Zolas Rolle im Prozess lässt ebenfalls die Rolle der deutschen Schriftsteller im Weltkrieg durchscheinen. Sein Handeln wird zum Vorbild des Intellektuellen, wie er sein soll: ein Kämpfer für Wahrheit, Vernunft, Frieden und Demokratie. „Intellektuelle“, so Heinrich Mann,
sind weder Liebhaber noch Handwerker des Geistes. Man wird es nicht, indem man gewisse Berufe inne hat. Man wird es noch weniger durch das lüsterne Betasten geistiger Erscheinungsformen, – und am wenigsten sind jene Tiefschwärzer gemeint, die gedankliche Stützen liefern für den Ungeist [...]. Der Intellektuelle erkennt Vergeistigung nur an, wo Versittlichung erreicht ward. Er wäre nicht, der er ist, wenn er Geist sagte, ohne Kampf für ihn zu meinen. [...] Ein Krieg kann notwendig und sittlich sein; aber er sei die Krönung eines langen Ringens nach Wahrheit.
(zit. n.
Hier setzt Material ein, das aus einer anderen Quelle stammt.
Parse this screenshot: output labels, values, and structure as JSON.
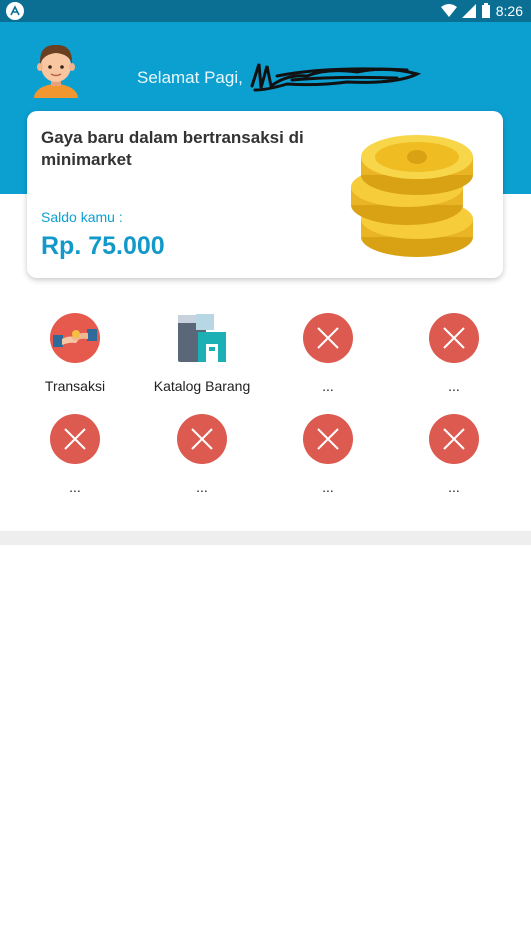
{
  "status_bar": {
    "time": "8:26"
  },
  "header": {
    "greeting": "Selamat Pagi,"
  },
  "card": {
    "title": "Gaya baru dalam bertransaksi di minimarket",
    "balance_label": "Saldo kamu :",
    "balance_value": "Rp. 75.000"
  },
  "menu": [
    {
      "label": "Transaksi",
      "icon": "transaction-icon"
    },
    {
      "label": "Katalog Barang",
      "icon": "catalog-icon"
    },
    {
      "label": "...",
      "icon": "close-icon"
    },
    {
      "label": "...",
      "icon": "close-icon"
    },
    {
      "label": "...",
      "icon": "close-icon"
    },
    {
      "label": "...",
      "icon": "close-icon"
    },
    {
      "label": "...",
      "icon": "close-icon"
    },
    {
      "label": "...",
      "icon": "close-icon"
    }
  ],
  "colors": {
    "primary": "#0ca0d1",
    "status_bar": "#0b6f94",
    "close_red": "#dc5a4f"
  }
}
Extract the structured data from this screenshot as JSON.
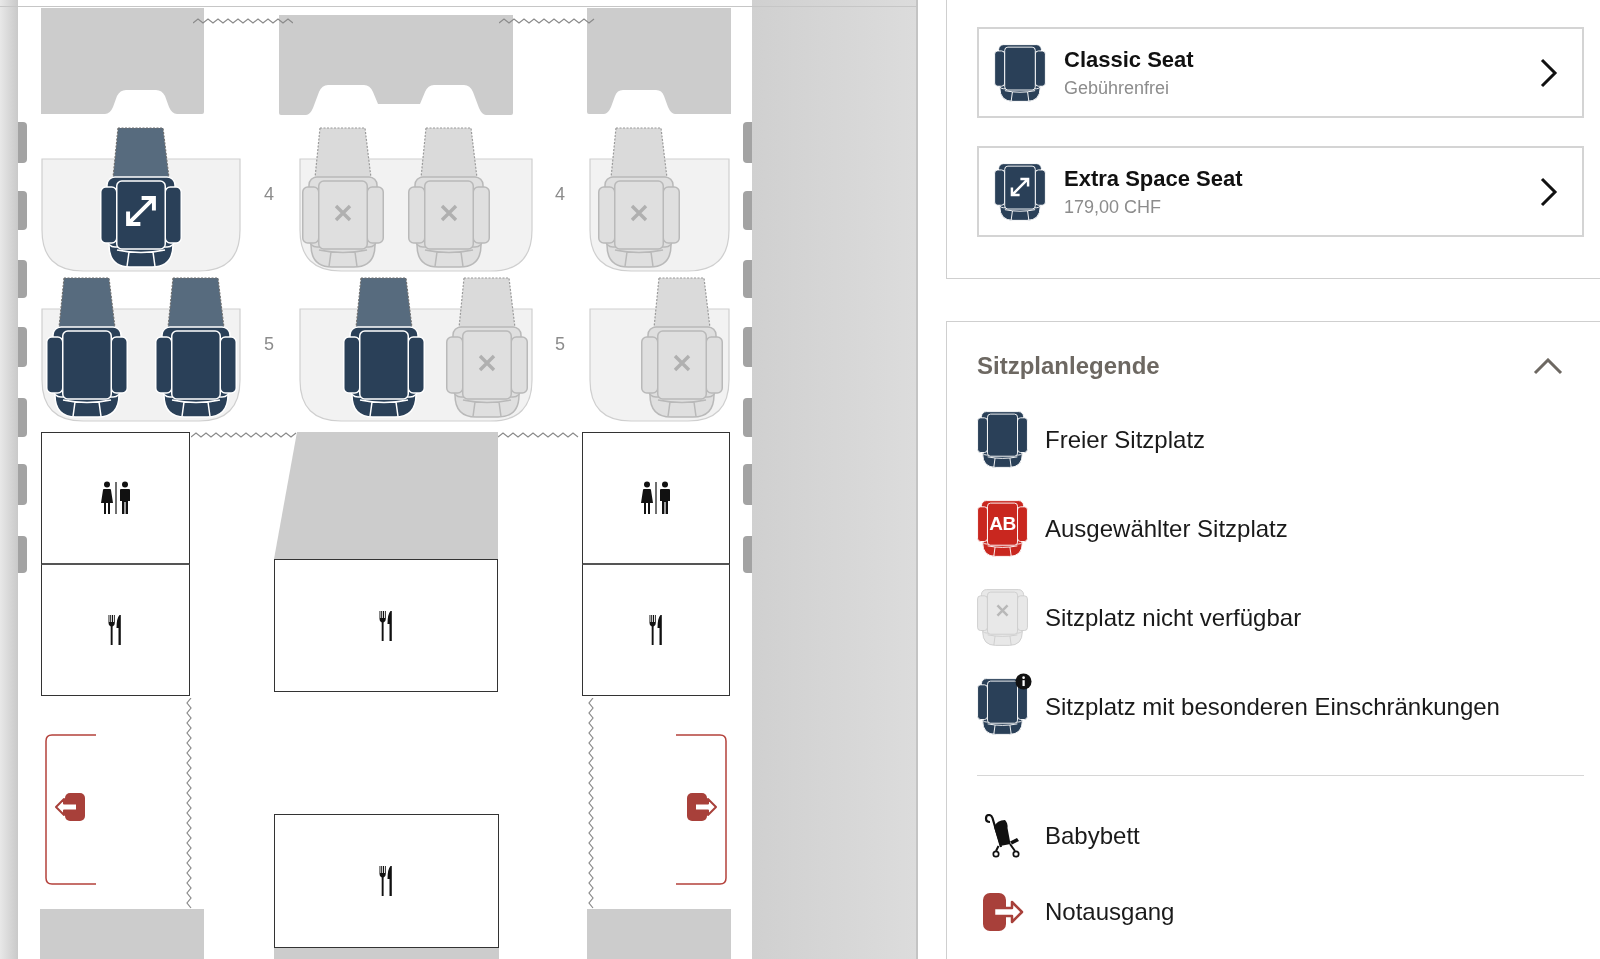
{
  "seat_map": {
    "rows": [
      {
        "labels": [
          "4",
          "4"
        ],
        "sections": [
          {
            "seats": [
              {
                "available": true,
                "extra_space": true
              }
            ]
          },
          {
            "seats": [
              {
                "available": false,
                "extra_space": false
              },
              {
                "available": false,
                "extra_space": false
              }
            ]
          },
          {
            "seats": [
              {
                "available": false,
                "extra_space": false
              }
            ]
          }
        ]
      },
      {
        "labels": [
          "5",
          "5"
        ],
        "sections": [
          {
            "seats": [
              {
                "available": true,
                "extra_space": false
              },
              {
                "available": true,
                "extra_space": false
              }
            ]
          },
          {
            "seats": [
              {
                "available": true,
                "extra_space": false
              },
              {
                "available": false,
                "extra_space": false
              }
            ]
          },
          {
            "seats": [
              {
                "available": false,
                "extra_space": false
              }
            ]
          }
        ]
      }
    ]
  },
  "seat_options": [
    {
      "kind": "classic",
      "title": "Classic Seat",
      "price": "Gebührenfrei"
    },
    {
      "kind": "extra_space",
      "title": "Extra Space Seat",
      "price": "179,00 CHF"
    }
  ],
  "legend": {
    "title": "Sitzplanlegende",
    "expanded": true,
    "seat_items": [
      {
        "kind": "free",
        "label": "Freier Sitzplatz"
      },
      {
        "kind": "selected",
        "label": "Ausgewählter Sitzplatz",
        "seat_text": "AB"
      },
      {
        "kind": "unavailable",
        "label": "Sitzplatz nicht verfügbar"
      },
      {
        "kind": "restricted",
        "label": "Sitzplatz mit besonderen Einschränkungen"
      }
    ],
    "facility_items": [
      {
        "kind": "bassinet",
        "label": "Babybett"
      },
      {
        "kind": "exit",
        "label": "Notausgang"
      }
    ]
  }
}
Schröter, Klaus [Hg.] [20002]: Thomas Mann im Urteil seiner Zeit, S. 69)
Gerade aber die Betonung der „Versittlichung“ bei gleichzeitiger Denunzierung deutscher Defizite („Tiefschwärzer“) ruft den Widerspruch des Bruders Thomas Mann in seinen Betrachtungen eines Unpolitischen (1918) hervor. Dass sich dieser im Zola-Essay persönlich angesprochen fühlt, belegt bereits der zweite Satz des Essays: „Sache derer, die früh vertrocknen sollen, ist es, schon zu Anfang ihrer zwanzig Jahre bewußt und weltgerecht hinzutreten“. In den Betrachtungen eines Unpolitischen führt Thomas Mann das „schmucke Sätzchen“ als Beispiel „radikaler Polemik“ an: „Es ist ja ein kleiner Guß Schwefelsäure, en passant dem Nächsten ins Angesicht.“ Heinrich Mann lässt daraufhin den zweiten Satz im späteren Wiederabdruck des Zola im Sammelband Geist und Tat (1931) weg.
Thomas Mann bekommt den Zola zwar erst Mitte Januar 1916 zu Gesicht, er fasst aber den Essay sogleich als vernichtenden Angriff auf seine ganze Existenz auf. Kein Wunder – hat er doch schon in seinen hochpolitischen Gedanken im Kriege den Einwurf Heinrichs ausgelöst. Der nachfolgende Aufsatz Friedrich und die große Koalition, der vom „nihilistischen Fanatismus der Leistung“ spricht, verstärkt die angespannte Situation noch. Zola, von Heinrich Mann aus betrachtet, wird so zum polemischen Gegenbild des deutschen Künstlers und damit auch der allgemeine Große Krieg zum privaten Krieg der verfeindeten Brüder: „nicht nur Frankreich steht gegen Deutschland, sondern Heinrich gegen Thomas, der Zivilisationsliterat gegen den Künstler, der Demokrat gegen den Monarchisten, der aktivistische Neopathetiker gegen den demütig aufnehmenden Pathoskritiker, der expressionistische Satiriker gegen den impressionistischen Ironiker, der Politiker gegen den Unpolitischen.“
Erst Anfang 1922, bedingt durch eine lebensbedrohliche Krankheit Heinrichs, kommt es zur Versöhnung.
(Kurzke, Hermann [19973]: Thomas Mann, S. 142-147)
(Schröter, Klaus [Hg.] [20002]: Thomas Mann im Urteil seiner Zeit, S. 487f.)